Modernleşme Döneminde Doğu Medreseleri
Serdar Şengül'ün Osmanlı ve Cumhuriyet Modernleşmesi ile Karşılaşma Sürecinde Doğu Medreseleri adlı Doktora Tezinden (Hacettepe Ünv.: 2008) kısaltılarak alınmıştır.
Uzun 19. Yüzyıl ve Reformlar
İmparatorluğun Doğu’sunda da isyanlar baş göstermiştir. 19. yüzyılın ilk çeyreğinde başlayan isyanlar belli aralıklarla Hakkari, Müküs, Rewandız, Bitlis ve Botan beylerinin isyanlarıyla devam etmiş ve bu isyanlar 1840’lı yılların sonuna kadar sürmüştür.
Tanzimat Fermanı’nın bazı ilkeleri Osmanlı imparatorluğunun merkeze doğru evrildiğinin işaretlerini vermektedir. Birincisi bütün tebaanın ırz, mal, can ve namus güvenliğinden devlet sorumlu olacaktı. İkincisi ise vergileri artık beylikler ya da başka aracı kurumlar değil doğrudan doğruya devlet toplayacaktı. Tanzimat Fermanının bu iki özelliği Doğu’daki beyler arasında iki açıdan sıkıntı yaratmıştır. Birincisi devlet artık beylerin kendi tebaası üzerindeki otoritesini sınırlandırmakta hatta hükümsüz kılmaktadır. İkinci olarak ise Hıristiyanlardan alınan vergiler de dahil olmak üzere ki bu beyliklerin temel gelir kaynaklarındandı, vergilerin merkezi otoriteye aktarılması beyliklerin temel ekonomik gücünün esasını yok etmekteydi.
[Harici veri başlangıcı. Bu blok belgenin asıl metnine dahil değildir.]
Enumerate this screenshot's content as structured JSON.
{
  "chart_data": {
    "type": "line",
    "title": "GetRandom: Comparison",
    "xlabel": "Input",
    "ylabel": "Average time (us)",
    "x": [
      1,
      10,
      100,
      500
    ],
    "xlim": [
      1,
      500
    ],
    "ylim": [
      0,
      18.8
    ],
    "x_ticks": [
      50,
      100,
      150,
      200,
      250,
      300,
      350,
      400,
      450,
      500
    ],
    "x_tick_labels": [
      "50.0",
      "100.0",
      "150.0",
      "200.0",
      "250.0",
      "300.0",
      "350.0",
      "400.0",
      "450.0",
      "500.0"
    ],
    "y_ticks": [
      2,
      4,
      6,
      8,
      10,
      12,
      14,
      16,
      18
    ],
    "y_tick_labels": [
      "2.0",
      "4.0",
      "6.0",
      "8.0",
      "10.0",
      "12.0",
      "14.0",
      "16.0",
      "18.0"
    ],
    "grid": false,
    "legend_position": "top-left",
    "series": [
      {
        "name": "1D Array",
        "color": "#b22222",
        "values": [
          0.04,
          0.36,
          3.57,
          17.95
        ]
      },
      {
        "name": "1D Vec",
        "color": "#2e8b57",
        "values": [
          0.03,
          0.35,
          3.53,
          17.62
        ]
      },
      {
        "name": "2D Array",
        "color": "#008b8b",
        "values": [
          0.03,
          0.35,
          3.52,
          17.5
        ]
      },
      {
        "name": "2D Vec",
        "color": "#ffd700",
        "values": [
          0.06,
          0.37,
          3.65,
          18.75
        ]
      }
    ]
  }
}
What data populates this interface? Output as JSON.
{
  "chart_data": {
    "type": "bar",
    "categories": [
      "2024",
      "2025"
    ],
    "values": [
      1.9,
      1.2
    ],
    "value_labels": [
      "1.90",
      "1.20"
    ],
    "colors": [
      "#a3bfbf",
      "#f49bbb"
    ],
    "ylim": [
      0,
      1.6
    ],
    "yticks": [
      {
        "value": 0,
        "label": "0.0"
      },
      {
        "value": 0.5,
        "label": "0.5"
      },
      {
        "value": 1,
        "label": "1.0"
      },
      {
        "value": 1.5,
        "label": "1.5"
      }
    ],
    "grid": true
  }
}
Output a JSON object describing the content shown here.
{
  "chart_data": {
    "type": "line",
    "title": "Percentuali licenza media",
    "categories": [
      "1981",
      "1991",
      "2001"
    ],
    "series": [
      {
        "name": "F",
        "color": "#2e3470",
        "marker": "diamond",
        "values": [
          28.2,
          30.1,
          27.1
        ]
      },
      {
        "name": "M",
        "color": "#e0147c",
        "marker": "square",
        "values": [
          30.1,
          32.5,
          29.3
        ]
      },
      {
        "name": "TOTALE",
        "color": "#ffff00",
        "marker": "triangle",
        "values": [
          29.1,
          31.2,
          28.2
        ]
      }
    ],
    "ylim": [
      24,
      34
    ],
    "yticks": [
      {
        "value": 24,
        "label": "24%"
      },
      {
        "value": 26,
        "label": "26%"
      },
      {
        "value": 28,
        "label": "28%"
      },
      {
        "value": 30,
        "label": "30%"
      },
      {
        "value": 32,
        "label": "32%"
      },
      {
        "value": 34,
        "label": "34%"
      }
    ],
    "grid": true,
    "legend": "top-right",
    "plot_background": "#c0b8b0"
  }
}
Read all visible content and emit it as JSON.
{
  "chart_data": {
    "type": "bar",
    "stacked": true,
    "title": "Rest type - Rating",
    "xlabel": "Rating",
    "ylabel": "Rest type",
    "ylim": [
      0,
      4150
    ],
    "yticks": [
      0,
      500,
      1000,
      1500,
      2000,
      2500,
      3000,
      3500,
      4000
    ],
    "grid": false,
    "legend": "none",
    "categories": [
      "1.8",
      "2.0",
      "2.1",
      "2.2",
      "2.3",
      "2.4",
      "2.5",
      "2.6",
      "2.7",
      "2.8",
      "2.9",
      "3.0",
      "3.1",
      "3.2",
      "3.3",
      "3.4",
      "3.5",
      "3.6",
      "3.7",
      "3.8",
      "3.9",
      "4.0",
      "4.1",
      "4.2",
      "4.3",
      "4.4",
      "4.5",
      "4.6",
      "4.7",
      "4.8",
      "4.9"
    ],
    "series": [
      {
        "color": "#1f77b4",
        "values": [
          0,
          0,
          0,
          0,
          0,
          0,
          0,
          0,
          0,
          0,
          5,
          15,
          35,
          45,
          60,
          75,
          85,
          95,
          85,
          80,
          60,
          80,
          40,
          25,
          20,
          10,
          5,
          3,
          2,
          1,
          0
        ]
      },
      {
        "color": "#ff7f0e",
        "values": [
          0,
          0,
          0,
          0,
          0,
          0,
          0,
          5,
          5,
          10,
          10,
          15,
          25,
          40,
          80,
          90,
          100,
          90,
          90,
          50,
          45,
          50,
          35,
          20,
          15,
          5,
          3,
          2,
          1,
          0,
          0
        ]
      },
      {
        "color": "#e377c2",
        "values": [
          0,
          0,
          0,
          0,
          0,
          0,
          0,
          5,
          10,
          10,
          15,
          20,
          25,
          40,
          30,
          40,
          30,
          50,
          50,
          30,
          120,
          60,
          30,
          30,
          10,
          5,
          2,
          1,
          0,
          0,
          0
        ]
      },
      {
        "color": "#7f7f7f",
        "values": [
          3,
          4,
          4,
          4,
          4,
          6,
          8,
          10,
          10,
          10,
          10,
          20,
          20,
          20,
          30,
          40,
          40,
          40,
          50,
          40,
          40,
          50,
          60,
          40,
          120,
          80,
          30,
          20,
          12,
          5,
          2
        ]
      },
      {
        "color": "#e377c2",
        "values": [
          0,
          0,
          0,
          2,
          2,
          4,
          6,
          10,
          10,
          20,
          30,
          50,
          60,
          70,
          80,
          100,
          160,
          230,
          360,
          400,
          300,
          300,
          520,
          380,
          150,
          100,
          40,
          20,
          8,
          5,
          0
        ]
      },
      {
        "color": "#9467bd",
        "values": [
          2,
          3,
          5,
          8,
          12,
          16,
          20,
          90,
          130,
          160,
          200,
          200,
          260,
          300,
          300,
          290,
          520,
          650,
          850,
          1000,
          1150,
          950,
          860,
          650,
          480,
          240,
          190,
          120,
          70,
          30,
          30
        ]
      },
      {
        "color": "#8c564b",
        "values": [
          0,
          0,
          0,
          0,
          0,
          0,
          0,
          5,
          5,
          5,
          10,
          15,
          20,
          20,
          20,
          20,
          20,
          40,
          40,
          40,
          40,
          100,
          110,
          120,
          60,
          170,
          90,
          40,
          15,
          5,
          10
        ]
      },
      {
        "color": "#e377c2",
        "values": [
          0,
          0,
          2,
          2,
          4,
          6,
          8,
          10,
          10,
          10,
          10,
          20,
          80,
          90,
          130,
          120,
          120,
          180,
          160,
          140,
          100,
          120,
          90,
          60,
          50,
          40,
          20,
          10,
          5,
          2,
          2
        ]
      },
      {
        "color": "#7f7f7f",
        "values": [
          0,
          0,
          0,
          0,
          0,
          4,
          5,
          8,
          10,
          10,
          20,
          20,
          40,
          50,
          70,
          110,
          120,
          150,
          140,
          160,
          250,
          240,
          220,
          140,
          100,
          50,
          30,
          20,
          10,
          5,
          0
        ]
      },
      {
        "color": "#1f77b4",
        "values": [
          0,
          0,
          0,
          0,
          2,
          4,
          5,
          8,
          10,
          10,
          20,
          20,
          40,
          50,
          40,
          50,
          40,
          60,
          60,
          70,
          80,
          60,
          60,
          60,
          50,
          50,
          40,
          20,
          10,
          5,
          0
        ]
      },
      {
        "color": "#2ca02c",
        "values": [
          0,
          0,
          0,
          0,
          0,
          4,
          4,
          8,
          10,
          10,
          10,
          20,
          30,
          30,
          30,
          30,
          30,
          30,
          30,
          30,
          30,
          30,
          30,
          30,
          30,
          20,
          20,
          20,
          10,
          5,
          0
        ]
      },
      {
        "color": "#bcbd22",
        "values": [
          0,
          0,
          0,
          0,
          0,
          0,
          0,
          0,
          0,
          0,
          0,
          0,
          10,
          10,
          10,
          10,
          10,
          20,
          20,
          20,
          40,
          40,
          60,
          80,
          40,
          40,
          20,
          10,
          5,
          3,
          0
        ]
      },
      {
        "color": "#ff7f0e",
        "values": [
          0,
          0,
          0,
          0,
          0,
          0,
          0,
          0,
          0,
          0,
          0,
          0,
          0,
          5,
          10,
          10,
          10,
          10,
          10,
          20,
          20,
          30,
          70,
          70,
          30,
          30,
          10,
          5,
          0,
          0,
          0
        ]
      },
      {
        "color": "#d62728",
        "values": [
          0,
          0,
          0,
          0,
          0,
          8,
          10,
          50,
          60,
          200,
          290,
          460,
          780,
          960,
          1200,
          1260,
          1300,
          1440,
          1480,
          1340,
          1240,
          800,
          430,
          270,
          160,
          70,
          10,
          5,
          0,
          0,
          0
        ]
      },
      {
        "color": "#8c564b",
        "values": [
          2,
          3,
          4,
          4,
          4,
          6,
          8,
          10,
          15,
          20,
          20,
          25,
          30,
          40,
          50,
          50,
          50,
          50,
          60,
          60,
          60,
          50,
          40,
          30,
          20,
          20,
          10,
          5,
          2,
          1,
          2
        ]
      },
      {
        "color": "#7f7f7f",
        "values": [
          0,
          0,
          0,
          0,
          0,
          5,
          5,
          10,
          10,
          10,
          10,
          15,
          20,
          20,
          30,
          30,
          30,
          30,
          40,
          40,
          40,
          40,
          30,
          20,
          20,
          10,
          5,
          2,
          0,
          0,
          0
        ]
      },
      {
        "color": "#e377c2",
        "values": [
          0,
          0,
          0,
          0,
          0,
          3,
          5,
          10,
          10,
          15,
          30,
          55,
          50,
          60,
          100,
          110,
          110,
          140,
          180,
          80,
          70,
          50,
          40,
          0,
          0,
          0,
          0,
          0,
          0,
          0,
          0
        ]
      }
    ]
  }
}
Dolayısıyla Tanzimat Fermanı Doğu’da bir grup yeni isyanı daha tetiklemiştir. Cizre-Botan Bölgesinde gerçekleşen Bedirhan Bey isyanı ve Müküs-Hakkari bölgesinde gerçekleşen Mahmut Han isyanı bu isyanların en büyük ve en etkili olanlarıdır. 1839 ve 1847 yılları arasında bu iki büyük isyan da bastırılmıştır. 1847 yılına Bedirhan Bey isyanı bastırılarak kendisi ve ailesi sürgüne gönderilmiştir. Bu tarihten itibaren Yavuz Sultan Selim döneminde Kürt Beyleri ve Osmanlı İmparatorluğu arasındaki anlaşma da son bulmuştur. Geriye bu beyliklerin eski egemenlik alanlarının nasıl düzenleneceği sorunu kalmıştır. Osmanlı İmparatorluğu bu bölgeyi doğrudan Osmanlı İmparatorluğu idari sistemine dahil etmek istemiştir. Dönemin Osmanlı arşivlerine bakıldığında bu eski egemenlik bölgesinin “Kürdistan Eyaleti” olarak Osmanlı İmparatorluğuna bağlanması kararlaştırıldığı görülür. 1847 yılında kurulan Kürdistan Eyaleti doğrudan merkezden atanan valiler tarafından yönetilecektir.
Doğu Medreseleri
Doğu medreseleri Osmanlı ve Cumhuriyet modernleşme sürecinde değişimler yaşamıştır. Beylikler döneminde ya beylerin kendisi ya da toplumun yönetici tabakasını oluşturan hayır sahibi kişiler tarafından vakıflar kurulur ve medreselerin giderleri bu vakıflardan elde edilen gelirlerle karşılanırdı. 1813 yılında Şirvan Beyleri üzerine yazılmış olan bir kitapta 17. ve 18. yüzyılda Şirvan bölgesinde beyler tarafından kurulmuş olan medreselerle ilgili bilgiler de yer alır. Buna göre, medreselerin mutfak ve yakacak ihtiyaçları beyler tarafından karşılanmaktadır.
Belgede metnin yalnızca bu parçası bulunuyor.